The engine is currently a pure static-build system: source files become HTML at compile time, the deployed wiki is a CDN-served bundle, and edits propagate through git. A runtime-editable layer is planned, designed to layer onto the static path rather than replace it.

The wider wiki-software ecosystem distinguishes between two coherent design points:

Design point Examples Edit path
Static-build Hugo, Quartz, Foam, MkDocs, this engine today Source files become HTML at build time; edits go through version control.
Runtime-editable MediaWiki, Confluence, Notion, Obsidian Publish Source lives in a database; the server renders on demand; edits go through HTTP APIs and propagate live.

The engine occupies the static-build position today and is designed so the runtime layer can land incrementally rather than as a fork. The planned runtime additions are:

  • A small write API through which authenticated users can post to talk pages or edit articles from a browser, with the server appending to the underlying source file and triggering a rebuild.
  • A change-notification stream (Server-Sent Events or WebSocket) so connected clients see updates without polling.
  • A sync agent, separable from the engine core, that mirrors a remote adapter into a user's local file tree in a Dropbox-like fashion, supporting users who prefer a local editor.
  • Real-time multi-cursor editing, layered over the write API as either a conflict-free replicated data type or operational-transformation system, if demand warrants the additional complexity.

The Adapter interface is the seam that makes layered evolution possible.
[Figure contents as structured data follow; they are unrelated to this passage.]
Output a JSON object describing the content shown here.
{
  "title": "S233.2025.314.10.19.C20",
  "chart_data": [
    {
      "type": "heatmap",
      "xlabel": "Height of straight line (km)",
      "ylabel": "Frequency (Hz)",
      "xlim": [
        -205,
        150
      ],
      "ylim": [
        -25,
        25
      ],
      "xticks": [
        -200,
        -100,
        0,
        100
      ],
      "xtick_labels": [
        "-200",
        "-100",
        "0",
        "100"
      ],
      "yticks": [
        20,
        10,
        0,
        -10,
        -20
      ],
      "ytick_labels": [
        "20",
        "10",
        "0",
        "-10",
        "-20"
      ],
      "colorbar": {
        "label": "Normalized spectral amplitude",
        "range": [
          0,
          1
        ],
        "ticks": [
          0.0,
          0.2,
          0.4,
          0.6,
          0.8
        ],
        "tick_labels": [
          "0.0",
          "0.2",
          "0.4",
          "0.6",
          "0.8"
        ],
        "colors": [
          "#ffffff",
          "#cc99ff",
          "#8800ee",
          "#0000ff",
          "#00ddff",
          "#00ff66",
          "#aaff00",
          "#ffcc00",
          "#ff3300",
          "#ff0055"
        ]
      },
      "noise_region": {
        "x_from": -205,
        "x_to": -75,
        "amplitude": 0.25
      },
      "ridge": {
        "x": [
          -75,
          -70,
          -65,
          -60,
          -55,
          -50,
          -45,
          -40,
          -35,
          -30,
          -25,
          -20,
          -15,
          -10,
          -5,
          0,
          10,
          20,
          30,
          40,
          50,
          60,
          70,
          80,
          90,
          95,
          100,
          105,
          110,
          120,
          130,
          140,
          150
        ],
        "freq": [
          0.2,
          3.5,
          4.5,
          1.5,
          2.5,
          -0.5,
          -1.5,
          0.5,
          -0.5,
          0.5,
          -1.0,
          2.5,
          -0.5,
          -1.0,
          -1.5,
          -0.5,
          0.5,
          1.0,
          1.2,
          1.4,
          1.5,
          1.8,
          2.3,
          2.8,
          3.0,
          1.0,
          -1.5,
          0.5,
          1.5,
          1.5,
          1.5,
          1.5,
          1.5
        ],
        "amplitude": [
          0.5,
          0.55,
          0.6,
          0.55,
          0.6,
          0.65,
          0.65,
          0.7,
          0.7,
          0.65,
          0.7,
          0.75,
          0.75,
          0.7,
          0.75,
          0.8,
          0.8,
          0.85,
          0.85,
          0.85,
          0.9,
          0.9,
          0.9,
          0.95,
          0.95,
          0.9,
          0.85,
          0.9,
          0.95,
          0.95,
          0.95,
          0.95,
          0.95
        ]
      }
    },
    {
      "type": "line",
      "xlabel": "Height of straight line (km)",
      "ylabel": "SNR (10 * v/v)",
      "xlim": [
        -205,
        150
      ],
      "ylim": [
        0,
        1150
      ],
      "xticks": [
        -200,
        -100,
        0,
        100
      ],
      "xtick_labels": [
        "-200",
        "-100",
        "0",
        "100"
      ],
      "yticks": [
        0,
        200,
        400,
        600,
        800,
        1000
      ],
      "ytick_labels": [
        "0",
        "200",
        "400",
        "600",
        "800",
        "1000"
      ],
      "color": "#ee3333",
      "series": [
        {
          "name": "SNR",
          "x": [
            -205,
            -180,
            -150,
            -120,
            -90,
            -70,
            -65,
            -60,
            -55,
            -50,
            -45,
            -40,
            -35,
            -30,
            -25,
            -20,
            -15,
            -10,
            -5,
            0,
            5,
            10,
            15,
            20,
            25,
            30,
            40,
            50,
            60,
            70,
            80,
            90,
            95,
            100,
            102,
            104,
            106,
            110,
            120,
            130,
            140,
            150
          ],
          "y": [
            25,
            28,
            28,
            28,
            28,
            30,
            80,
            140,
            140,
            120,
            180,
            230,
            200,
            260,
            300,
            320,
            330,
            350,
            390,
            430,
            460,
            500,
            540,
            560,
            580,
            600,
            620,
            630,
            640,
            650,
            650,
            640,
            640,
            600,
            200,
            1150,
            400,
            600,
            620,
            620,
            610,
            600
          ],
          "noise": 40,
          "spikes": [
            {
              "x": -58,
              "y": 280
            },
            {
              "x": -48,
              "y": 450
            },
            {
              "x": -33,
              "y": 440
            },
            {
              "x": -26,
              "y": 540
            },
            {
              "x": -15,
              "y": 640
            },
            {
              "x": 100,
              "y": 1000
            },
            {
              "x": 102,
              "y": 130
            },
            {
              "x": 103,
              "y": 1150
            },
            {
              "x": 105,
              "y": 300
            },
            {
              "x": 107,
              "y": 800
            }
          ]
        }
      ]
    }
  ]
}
StaticMarkdownAdapter operates against the filesystem; a future PuterDBAdapter would operate against Puter's KV store; a hypothetical HybridAdapter could read from disk while writing through the API. Because the renderer is adapter-agnostic, the static path continues to function as runtime capabilities light up incrementally.

The order in which the runtime pieces land — and the choice of backend they target — are open coordination questions tracked on the talk page.

Status

The engine is at version 0.3.0 (April 2026). Work is tracked publicly on the engine's talk page, where each roadmap item carries a [TODO] topic that contributors claim, discuss, and resolve via [DECIDED] replies, following the 1Context talk-page conventions.

Headline roadmap items, ordered by their internal P-numbers:

ID Item State
P1 Markdown → HTML renderer pipeline Renderer scaffold landed in v0.2.1; build wiring pending.
P2 Engine code migrated into wiki-engine/ Complete in v0.2.0.
P3 Storage-adapter interface Not started.
P4 Content folder split Not started.
P5 Audience-tier pipeline (build-time filter, link-graph CI) Not started.
P6 Command-line interface (wiki-engine init/build/dev/deploy) Not started.
P7 Engine repo extraction (publish as standalone npm package) Not started.

Additional design proposals not yet given P-numbers, all documented on the talk page: auto-generated .history.md plus sign-off enforcement (declared in v0.3.0 spec, implementation pending), link-integrity validation, asset handling, authoring error UX, and discoverability and search.